Boatbuilding Blog

January 5, 2011

Iced In

Filed under: Day Trips — tomlarkin @ 11:10 pm

I went down to take a ride in the boat on Monday morning and this is what I saw – ice all the way to the end of the dock. When a wake came in, the ice made an eerie creaking sound almost like high-pitched bird calls.

I tried backing out anyway, but it was like trying to drive through a solid wall. I only made it a few feet. I was worried the ice would grind off the hull paint so I gave up and just hung out on the boat for a few hours. With the heat on.

This poor guy spent close to an hour chopping his way in to his slip from open water:

(Alternate title: “I’m Iced Is!”, but no one would know what I was talking about.)

Noisy ice video…

January 3, 2011

Dinghy Idea

Filed under: Dinghy — tomlarkin @ 4:54 am

I’ve got a little 8 foot inflatable dinghy that fits in the forepeak. Anyone who’s ever used an inflatable knows the downsides of them – slow to inflate and deflate, and slow to row anywhere. Really awkward to manhandle, especially on a small mothership.  Here’s a way to carry a better better dinghy on the Coot.
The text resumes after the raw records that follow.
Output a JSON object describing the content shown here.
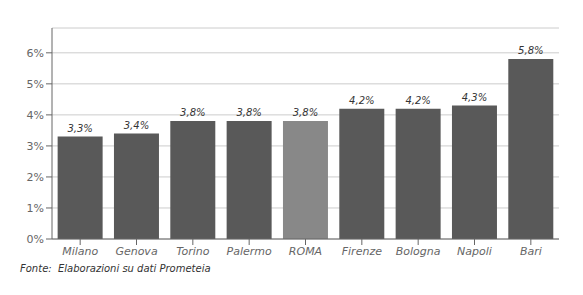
{
  "chart_data": {
    "type": "bar",
    "categories": [
      "Milano",
      "Genova",
      "Torino",
      "Palermo",
      "ROMA",
      "Firenze",
      "Bologna",
      "Napoli",
      "Bari"
    ],
    "values": [
      3.3,
      3.4,
      3.8,
      3.8,
      3.8,
      4.2,
      4.2,
      4.3,
      5.8
    ],
    "value_labels": [
      "3,3%",
      "3,4%",
      "3,8%",
      "3,8%",
      "3,8%",
      "4,2%",
      "4,2%",
      "4,3%",
      "5,8%"
    ],
    "data_labels": true,
    "colors": [
      "#595959",
      "#595959",
      "#595959",
      "#595959",
      "#888888",
      "#595959",
      "#595959",
      "#595959",
      "#595959"
    ],
    "ylim": [
      0,
      6.8
    ],
    "yticks": [
      {
        "value": 0,
        "label": "0%"
      },
      {
        "value": 1,
        "label": "1%"
      },
      {
        "value": 2,
        "label": "2%"
      },
      {
        "value": 3,
        "label": "3%"
      },
      {
        "value": 4,
        "label": "4%"
      },
      {
        "value": 5,
        "label": "5%"
      },
      {
        "value": 6,
        "label": "6%"
      }
    ],
    "grid": true,
    "annotations": [
      "Fonte:  Elaborazioni su dati Prometeia"
    ]
  }
}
This idea is to hook the stern of the dinghy to the transom of the Coot, and lift and flip the dingy upside-down onto the stern of the Coot.

The drawings show a 9-foot hard dinghy -  a Sherpa or Nutshell Pram for instance. There’s enough space for a 10 foot boat, but weight and leverage might become more of an issue while lifting.  The dinghy shouldn’t interfere with the usability much. Under way, the main outdoor space on the Coot is in front of the pilothouse. This area has a great view, and is away from the smoke and noise of the motor. To get to the lazarettes or the motor without removing the dinghy, you could lift the stem 2 or 3 feet and prop it up with a stick.  It makes a nice place to get out of the rain when working on the motor.  The dinghy shouldn’t obstruct the view out the stern too much.

At anchor, the aft space becomes usable just by flipping the dinghy off the back and leaving it attached.  You could even motor a ways in that configuration if you wanted.  In the stored position, the stem piece could drop into a socket with either a lockable pin through the stem or a padlock hasp attachment. Locking the stem down would make the boat absolutely fixed as well as difficult to steal. 

Dinghy Storage


Ideal Dinghy

  • Rigid instead of inflatable
  • Long enough to row well and carry a decent load.
  • Move well under oars
  • Optionally able to use sails

Ideal Dinghy Storage

  • Easy to launch and retrieve
  • Low windage and low center of gravity
  • Won’t block the view or mobility around the boat
  • Minimal hardware left on the boat when the dinghy is removed
  • Stored upside-down so it won’t collect water and leaves, and will stay dry

Launching and Retrieving

Launching is really fast:

  • Unlock the stem piece
  • Grab the bow line
  • Lift the boat from the stem until it’s standing vertically on it’s transom
  • Either drop the boat or lower it to the water with the bow line.
  • Cleat the bow line
  • Unlatch the spring latches and lift the dinghy up off the hanging loops and drop it in the water.

Retrieving is just like launching, except you need to bring the stern of the dinghy around to the Coot transom. This might be difficult if it’s windy or rough. Stand on the stern platform to get the needed leverage to start lifting the boat, then walk it forward to set the stem down on the cabin top.

Mounting Hardware

It looks like Weaver Industries has the attachment hardware already made that would work for this application.

These are the parts that mounts to the Coot transom. They’re pretty unobtrusive.


These parts mount to a riser on the transom of the dinghy. They would need to be modified to allow for swiveling 180+degrees instead of just 90 degrees.


Mounting detail.


Right-Side Up Version

You really need to lift it up a lot to get started, and then you need rollers and chocks to store it. It adds a lot more windage and will collect crud.